Cloutier isn't so sure. He said Burns was a "Renaissance man" with many interests and collections, including a trove of Indian artifacts, most of which eventually went to a museum in Walker. Cloutier suspects his grandfather bought the scrolls and the authentication letter accompanying them, probably from another non-Indian.
A few years after Burns died in 1949, the scrolls, packed in cardboard drums, went to Cloutier, then only about 12.
The scrolls range from 9 by 3 inches to 6 by 2 feet, according to Latady. The drawings are on the brown side of the bark, some drawn with charcoal and others applied with red paint. Some images are carved, he said.

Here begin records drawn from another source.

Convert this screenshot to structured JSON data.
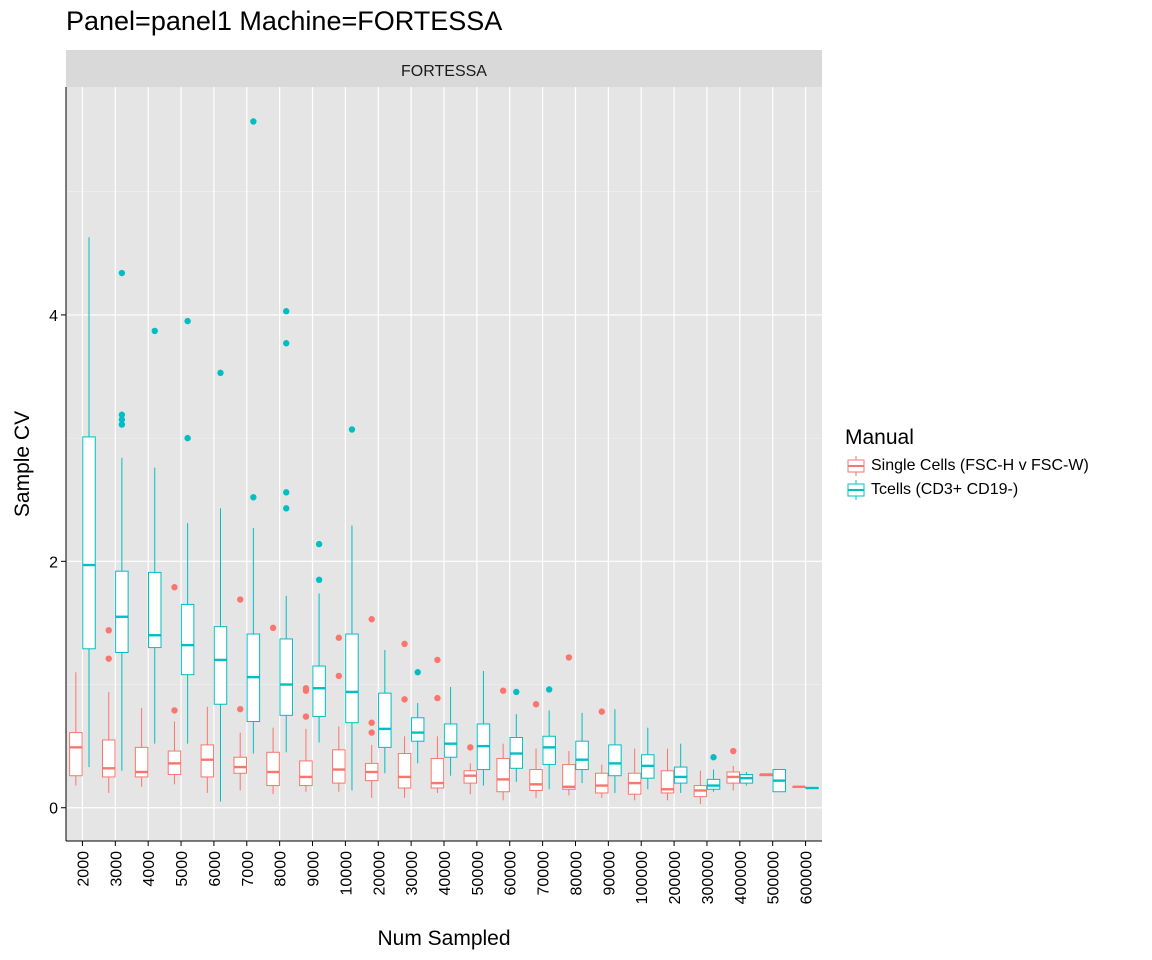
{
  "chart_data": {
    "type": "box",
    "title": "Panel=panel1 Machine=FORTESSA",
    "facet_label": "FORTESSA",
    "xlabel": "Num Sampled",
    "ylabel": "Sample CV",
    "categories": [
      "2000",
      "3000",
      "4000",
      "5000",
      "6000",
      "7000",
      "8000",
      "9000",
      "10000",
      "20000",
      "30000",
      "40000",
      "50000",
      "60000",
      "70000",
      "80000",
      "90000",
      "100000",
      "200000",
      "300000",
      "400000",
      "500000",
      "600000"
    ],
    "yticks": [
      0,
      2,
      4
    ],
    "ylim": [
      -0.27,
      5.85
    ],
    "grid": true,
    "legend": {
      "title": "Manual",
      "position": "right",
      "entries": [
        "Single Cells (FSC-H v FSC-W)",
        "Tcells (CD3+ CD19-)"
      ]
    },
    "series": [
      {
        "name": "Single Cells (FSC-H v FSC-W)",
        "color": "#F8766D",
        "boxes": [
          {
            "wmin": 0.18,
            "q1": 0.26,
            "med": 0.49,
            "q3": 0.61,
            "wmax": 1.1,
            "out": []
          },
          {
            "wmin": 0.12,
            "q1": 0.25,
            "med": 0.32,
            "q3": 0.55,
            "wmax": 0.94,
            "out": [
              1.21,
              1.44
            ]
          },
          {
            "wmin": 0.17,
            "q1": 0.25,
            "med": 0.29,
            "q3": 0.49,
            "wmax": 0.81,
            "out": []
          },
          {
            "wmin": 0.19,
            "q1": 0.27,
            "med": 0.36,
            "q3": 0.46,
            "wmax": 0.7,
            "out": [
              0.79,
              1.79
            ]
          },
          {
            "wmin": 0.12,
            "q1": 0.25,
            "med": 0.39,
            "q3": 0.51,
            "wmax": 0.82,
            "out": []
          },
          {
            "wmin": 0.14,
            "q1": 0.28,
            "med": 0.33,
            "q3": 0.41,
            "wmax": 0.61,
            "out": [
              0.8,
              1.69
            ]
          },
          {
            "wmin": 0.11,
            "q1": 0.18,
            "med": 0.29,
            "q3": 0.45,
            "wmax": 0.65,
            "out": [
              1.46
            ]
          },
          {
            "wmin": 0.13,
            "q1": 0.18,
            "med": 0.25,
            "q3": 0.38,
            "wmax": 0.64,
            "out": [
              0.74,
              0.95,
              0.97
            ]
          },
          {
            "wmin": 0.13,
            "q1": 0.2,
            "med": 0.31,
            "q3": 0.47,
            "wmax": 0.66,
            "out": [
              1.07,
              1.38
            ]
          },
          {
            "wmin": 0.08,
            "q1": 0.22,
            "med": 0.29,
            "q3": 0.36,
            "wmax": 0.51,
            "out": [
              0.61,
              0.69,
              1.53
            ]
          },
          {
            "wmin": 0.08,
            "q1": 0.16,
            "med": 0.25,
            "q3": 0.44,
            "wmax": 0.58,
            "out": [
              0.88,
              1.33
            ]
          },
          {
            "wmin": 0.12,
            "q1": 0.16,
            "med": 0.2,
            "q3": 0.4,
            "wmax": 0.58,
            "out": [
              0.89,
              1.2
            ]
          },
          {
            "wmin": 0.11,
            "q1": 0.2,
            "med": 0.26,
            "q3": 0.3,
            "wmax": 0.36,
            "out": [
              0.49
            ]
          },
          {
            "wmin": 0.06,
            "q1": 0.13,
            "med": 0.23,
            "q3": 0.4,
            "wmax": 0.52,
            "out": [
              0.95
            ]
          },
          {
            "wmin": 0.08,
            "q1": 0.14,
            "med": 0.19,
            "q3": 0.31,
            "wmax": 0.48,
            "out": [
              0.84
            ]
          },
          {
            "wmin": 0.1,
            "q1": 0.15,
            "med": 0.17,
            "q3": 0.35,
            "wmax": 0.46,
            "out": [
              1.22
            ]
          },
          {
            "wmin": 0.08,
            "q1": 0.12,
            "med": 0.18,
            "q3": 0.28,
            "wmax": 0.35,
            "out": [
              0.78
            ]
          },
          {
            "wmin": 0.06,
            "q1": 0.11,
            "med": 0.2,
            "q3": 0.28,
            "wmax": 0.48,
            "out": []
          },
          {
            "wmin": 0.06,
            "q1": 0.12,
            "med": 0.15,
            "q3": 0.3,
            "wmax": 0.48,
            "out": []
          },
          {
            "wmin": 0.03,
            "q1": 0.09,
            "med": 0.14,
            "q3": 0.18,
            "wmax": 0.3,
            "out": []
          },
          {
            "wmin": 0.14,
            "q1": 0.2,
            "med": 0.25,
            "q3": 0.29,
            "wmax": 0.34,
            "out": [
              0.46
            ]
          },
          {
            "wmin": 0.26,
            "q1": 0.26,
            "med": 0.27,
            "q3": 0.27,
            "wmax": 0.27,
            "out": []
          },
          {
            "wmin": 0.17,
            "q1": 0.17,
            "med": 0.17,
            "q3": 0.17,
            "wmax": 0.17,
            "out": []
          }
        ]
      },
      {
        "name": "Tcells (CD3+ CD19-)",
        "color": "#00BFC4",
        "boxes": [
          {
            "wmin": 0.33,
            "q1": 1.29,
            "med": 1.97,
            "q3": 3.01,
            "wmax": 4.63,
            "out": []
          },
          {
            "wmin": 0.3,
            "q1": 1.26,
            "med": 1.55,
            "q3": 1.92,
            "wmax": 2.84,
            "out": [
              3.11,
              3.15,
              3.19,
              4.34
            ]
          },
          {
            "wmin": 0.52,
            "q1": 1.3,
            "med": 1.4,
            "q3": 1.91,
            "wmax": 2.76,
            "out": [
              3.87
            ]
          },
          {
            "wmin": 0.52,
            "q1": 1.08,
            "med": 1.32,
            "q3": 1.65,
            "wmax": 2.31,
            "out": [
              3.0,
              3.95
            ]
          },
          {
            "wmin": 0.05,
            "q1": 0.84,
            "med": 1.2,
            "q3": 1.47,
            "wmax": 2.43,
            "out": [
              3.53
            ]
          },
          {
            "wmin": 0.44,
            "q1": 0.7,
            "med": 1.06,
            "q3": 1.41,
            "wmax": 2.27,
            "out": [
              2.52,
              5.57
            ]
          },
          {
            "wmin": 0.45,
            "q1": 0.75,
            "med": 1.0,
            "q3": 1.37,
            "wmax": 1.72,
            "out": [
              2.43,
              2.56,
              3.77,
              4.03
            ]
          },
          {
            "wmin": 0.53,
            "q1": 0.74,
            "med": 0.97,
            "q3": 1.15,
            "wmax": 1.74,
            "out": [
              1.85,
              2.14
            ]
          },
          {
            "wmin": 0.14,
            "q1": 0.69,
            "med": 0.94,
            "q3": 1.41,
            "wmax": 2.29,
            "out": [
              3.07
            ]
          },
          {
            "wmin": 0.28,
            "q1": 0.49,
            "med": 0.64,
            "q3": 0.93,
            "wmax": 1.28,
            "out": []
          },
          {
            "wmin": 0.36,
            "q1": 0.54,
            "med": 0.61,
            "q3": 0.73,
            "wmax": 0.85,
            "out": [
              1.1
            ]
          },
          {
            "wmin": 0.26,
            "q1": 0.41,
            "med": 0.52,
            "q3": 0.68,
            "wmax": 0.98,
            "out": []
          },
          {
            "wmin": 0.18,
            "q1": 0.31,
            "med": 0.5,
            "q3": 0.68,
            "wmax": 1.11,
            "out": []
          },
          {
            "wmin": 0.21,
            "q1": 0.32,
            "med": 0.44,
            "q3": 0.57,
            "wmax": 0.76,
            "out": [
              0.94
            ]
          },
          {
            "wmin": 0.15,
            "q1": 0.35,
            "med": 0.49,
            "q3": 0.58,
            "wmax": 0.79,
            "out": [
              0.96
            ]
          },
          {
            "wmin": 0.2,
            "q1": 0.31,
            "med": 0.39,
            "q3": 0.54,
            "wmax": 0.77,
            "out": []
          },
          {
            "wmin": 0.12,
            "q1": 0.26,
            "med": 0.36,
            "q3": 0.51,
            "wmax": 0.8,
            "out": []
          },
          {
            "wmin": 0.15,
            "q1": 0.24,
            "med": 0.34,
            "q3": 0.43,
            "wmax": 0.65,
            "out": []
          },
          {
            "wmin": 0.12,
            "q1": 0.2,
            "med": 0.25,
            "q3": 0.33,
            "wmax": 0.52,
            "out": []
          },
          {
            "wmin": 0.13,
            "q1": 0.15,
            "med": 0.18,
            "q3": 0.23,
            "wmax": 0.31,
            "out": [
              0.41
            ]
          },
          {
            "wmin": 0.18,
            "q1": 0.2,
            "med": 0.24,
            "q3": 0.27,
            "wmax": 0.29,
            "out": []
          },
          {
            "wmin": 0.13,
            "q1": 0.13,
            "med": 0.22,
            "q3": 0.31,
            "wmax": 0.31,
            "out": []
          },
          {
            "wmin": 0.16,
            "q1": 0.16,
            "med": 0.16,
            "q3": 0.16,
            "wmax": 0.16,
            "out": []
          }
        ]
      }
    ]
  }
}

Out of respect to the band's wishes, neither Latady nor Cloutier would describe the drawings, but experts who have studied similar scrolls say they most often contain "mnemonic," or memory-aiding symbols, to recall songs among a people with no written language.
"The coming of the gods is portrayed bestowing creation of men and other creatures upon the land and in the waters of the earth," says the Bois Forte scrolls' accompanying report, written in the 1930s by the Becker County Historical Society. "The heralds of these gods, half land and half water spirits, serve the gods as ambassadors. ... Another song relates how the gods give the Indians the privilege of for the first time eating meat."
From owner to guardian
Cloutier said that in the 1990s he became aware of a law requiring institutions that get federal funds to return sacred artifacts to Indian tribes. The law didn't apply to him, but he said a nagging idea grew in him: "The people the scrolls came from were not some dead Indians from a dead culture; they were still there, and they may have been suffering somewhat for having lost part of their culture. About the time I realized this, I stopped being an owner and became a guardian."
He found the Bois Forte band's website, saw that a museum had opened in 2002, and decided to return the scrolls. His only stipulation was that the band retrieve them; he didn't want to risk shipping them.
A few days after hearing from Cloutier, Berens, spiritual adviser Vernon Adams and Bois Forte elders Myra Thompson and Phyllis Boshey drove to Kentucky, dined with Cloutier and his wife, Joyce, and left with their precious cargo.
"Once I got over the damage to my greed, it made perfect sense to return these things," Cloutier said. "Unfortunately, most of the time, these things were taken from their owners in ways that probably wouldn't make us proud today."
Tribal Chairman Kevin Leecy wrote to Cloutier that his "thoughtfulness is deeply appreciated by everyone ... from the elders who listened to the songs and stories in their youth to their children, grandchildren and great-grandchildren, who will once again have that opportunity due to your generosity."
Adams said he now wonders if the strange journey of the scrolls was fortunate. Similar scrolls were destroyed by missionaries and others during the century that the Midewiwin was outlawed.
"To me, they took a path they were meant to take," Adams said. "They left, were preserved and now have come back. It's exciting to see. This is where our past meets the future."